Damon Albarn to lead anti-nuclear protest tonight

Star will be singing against weapons from Greenpeace boat

Arctic Sunrise on Thames
Arctic Sunrise on Thames

A new song by Damon Albarn will be performed at an anti-nuclear weapons gig today (March 8) at 6.30pm.

'5 Minutes To Midnight' will be performed by a 50-piece choir Sense of Sound on board Greenpeace boat Arctic Sunrise, which is docked on the Thames.

Speaking about his opposition to the UK Government replacing the Trident Nuclear Weapons system, Albarn told NME.COM that he hoped lots of people will get involved.

"I think people shouldn't care what other people say when they're talking about these issues," he said. "Peer pressure is the worst kind of censorship: you can't talk about issues because it's not cool. Rubbish, we all have to engage."

The show will feature visual designs by Massive Attack's Robert '3D' Del Naja and feature contributions from Brian Eno.

According to a statement the performance will represent a peaceful demonstration against renewing Trident weapons system, and against Britain possessing nuclear weapons at all.

The performance will also be broadcast live at Greenpeace.org.uk from 7pm, where it can be accessed for 24 hours.

Update added March 9, 2007 from NME.com:

[...] The 25-minute long song had an ambient keyboard backing, over which dialogue was spoken by different members of the choir.

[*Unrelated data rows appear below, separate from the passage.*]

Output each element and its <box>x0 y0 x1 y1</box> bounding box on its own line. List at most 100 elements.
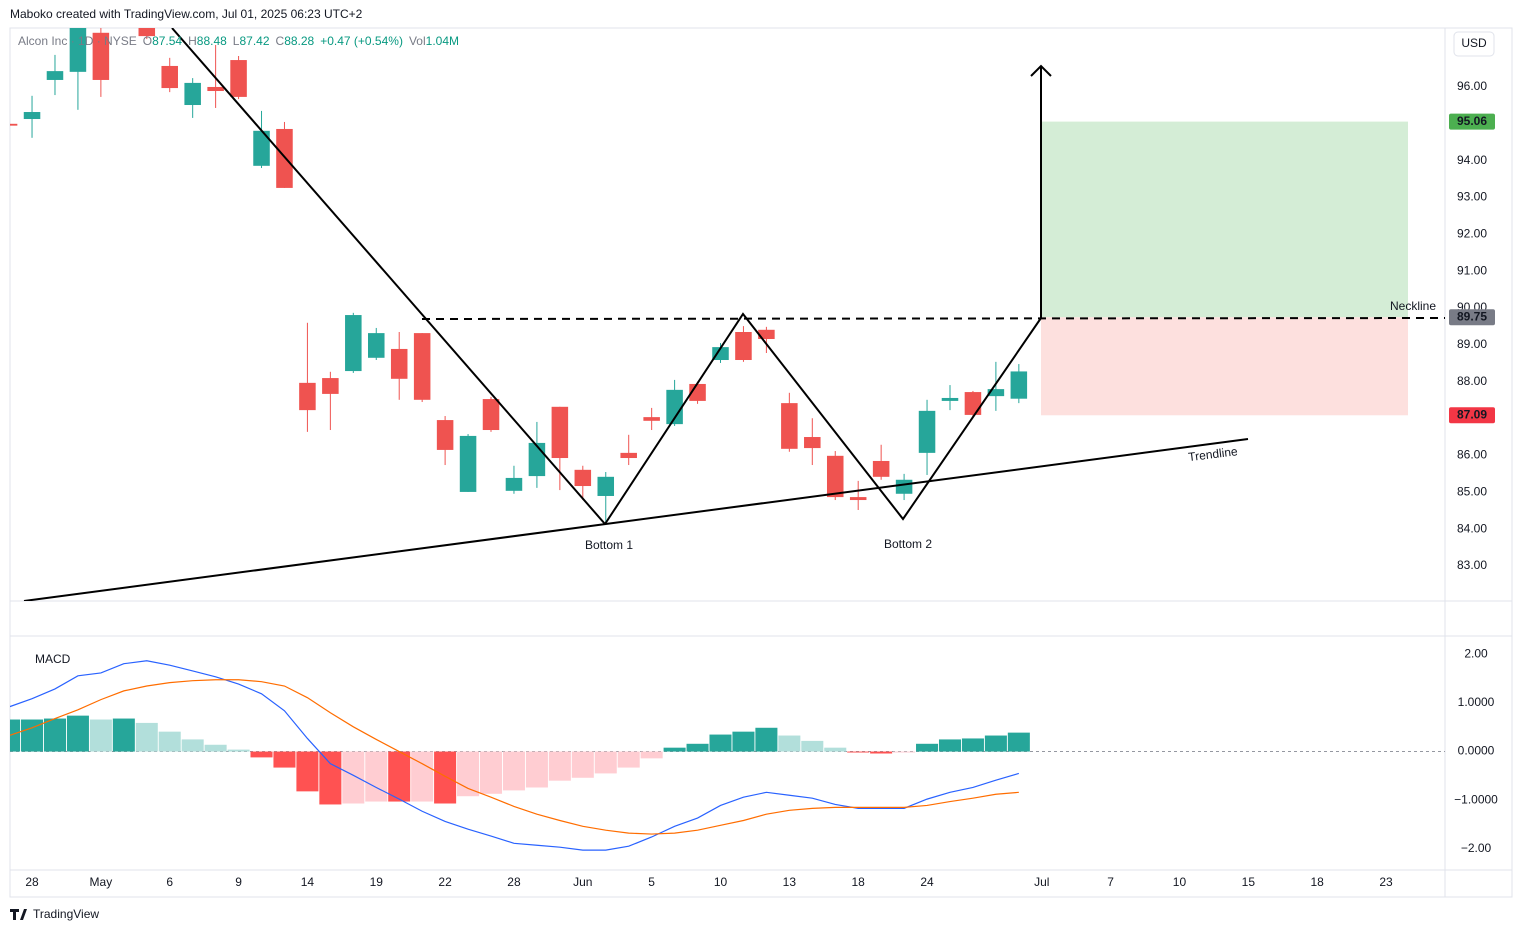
candle-body <box>413 333 431 400</box>
price-label: 87.09 <box>1457 407 1487 421</box>
legend-item: C88.28 <box>276 34 315 48</box>
candle-body <box>299 382 316 411</box>
target-zone <box>1041 121 1408 318</box>
histogram-bar <box>502 751 525 791</box>
histogram-bar <box>296 751 319 792</box>
legend-item: +0.47 (+0.54%) <box>320 34 403 48</box>
histogram-bar <box>342 751 365 804</box>
candle-body <box>436 420 454 450</box>
x-tick-label: Jul <box>1034 875 1049 889</box>
trendline <box>23 438 1249 601</box>
histogram-bar <box>181 739 204 752</box>
candle-body <box>368 333 385 358</box>
legend-key: L <box>232 34 240 48</box>
candle-body <box>207 86 224 92</box>
arrow-head <box>1030 64 1052 77</box>
header: Maboko created with TradingView.com, Jul… <box>10 7 363 21</box>
candle-body <box>712 347 729 361</box>
legend-item: O87.54 <box>143 34 182 48</box>
legend-title: Alcon Inc · 1D · NYSE <box>18 34 137 48</box>
histogram-bar <box>21 719 44 752</box>
candle-body <box>758 329 775 340</box>
candle-body <box>322 378 339 394</box>
histogram-bar <box>388 751 411 802</box>
x-tick-label: 10 <box>1173 875 1187 889</box>
candle-body <box>230 60 247 97</box>
y-tick-label: 92.00 <box>1457 227 1487 241</box>
x-tick-label: Jun <box>573 875 592 889</box>
candle-body <box>184 82 201 106</box>
candle-body <box>46 71 64 80</box>
histogram-bar <box>204 744 227 752</box>
histogram-bar <box>89 719 112 752</box>
candle-body <box>574 469 592 487</box>
y-tick-label: 83.00 <box>1457 558 1487 572</box>
histogram-bar <box>227 749 250 752</box>
candle-body <box>643 417 660 421</box>
annotation: Neckline <box>1390 299 1436 313</box>
candle-body <box>918 410 936 453</box>
histogram-bar <box>479 751 503 794</box>
candle-body <box>551 406 569 459</box>
histogram-bar <box>571 751 594 778</box>
y-tick-label: −1.0000 <box>1454 792 1498 806</box>
candle-body <box>804 437 821 449</box>
y-tick-label: 88.00 <box>1457 374 1487 388</box>
candle-body <box>10 123 18 126</box>
x-tick-label: 15 <box>1242 875 1256 889</box>
y-tick-label: 93.00 <box>1457 190 1487 204</box>
candle-body <box>92 32 110 80</box>
candle-body <box>597 476 615 496</box>
candle-body <box>987 389 1005 397</box>
y-tick-label: 1.0000 <box>1458 695 1495 709</box>
legend-key: Vol <box>408 34 426 48</box>
candle-body <box>941 397 959 401</box>
annotation: Bottom 1 <box>585 538 633 552</box>
x-tick-label: 24 <box>920 875 934 889</box>
x-tick-label: 10 <box>714 875 728 889</box>
currency[interactable]: USD <box>1461 36 1487 50</box>
logo: TradingView <box>10 907 99 921</box>
histogram-bar <box>158 731 181 752</box>
candle-body <box>872 460 890 477</box>
histogram-bar <box>273 751 296 768</box>
y-tick-label: 85.00 <box>1457 484 1487 498</box>
price-label-bg <box>1449 407 1495 424</box>
legend-item: Vol1.04M <box>409 34 459 48</box>
y-tick-label: 94.00 <box>1457 153 1487 167</box>
legend-value: 87.42 <box>239 34 270 48</box>
candle-body <box>895 479 913 494</box>
y-tick-label: −2.00 <box>1461 841 1492 855</box>
annotation: Trendline <box>1187 444 1238 464</box>
legend: Alcon Inc · 1D · NYSE O87.54 H88.48 L87.42… <box>18 34 459 48</box>
histogram-bar <box>66 715 89 752</box>
histogram-bar <box>457 751 480 797</box>
x-tick-label: May <box>90 875 113 889</box>
legend-key: O <box>142 34 153 48</box>
w-pattern <box>604 312 1042 525</box>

The controversial, thought-provoking spoken word piece incorporated anti-nuclear statements and the history of nuclear weaponry.

Dialogue included the statements: "The target will be a purely military one...384 Hiroshimas..6 million dead...We are not condemned to repeat the lessons of 40 years at the nuclear brink...The price already paid is too clear...It is 5 minutes to midnight. The clock is ticking."

Speaking earlier on Radio 4's the Today Programme, Albarn said that the song title referred to: "the change in the status of the doomsday clock which moved from seven to five. Which seems alarmingly close to the witching hour to me."

He said he hoped the event would bring about a mood change: "It's a chance to meditate on the realities of Trident. And to dedicate a moment to that thought process. Music should try to slow things down...Dusk on the Thames is a good place for the city to take a deep breath and think about things.

"There's the beginning of an engagement...There's a growing sense of anxiety in the artistic community and it's starting to express itself."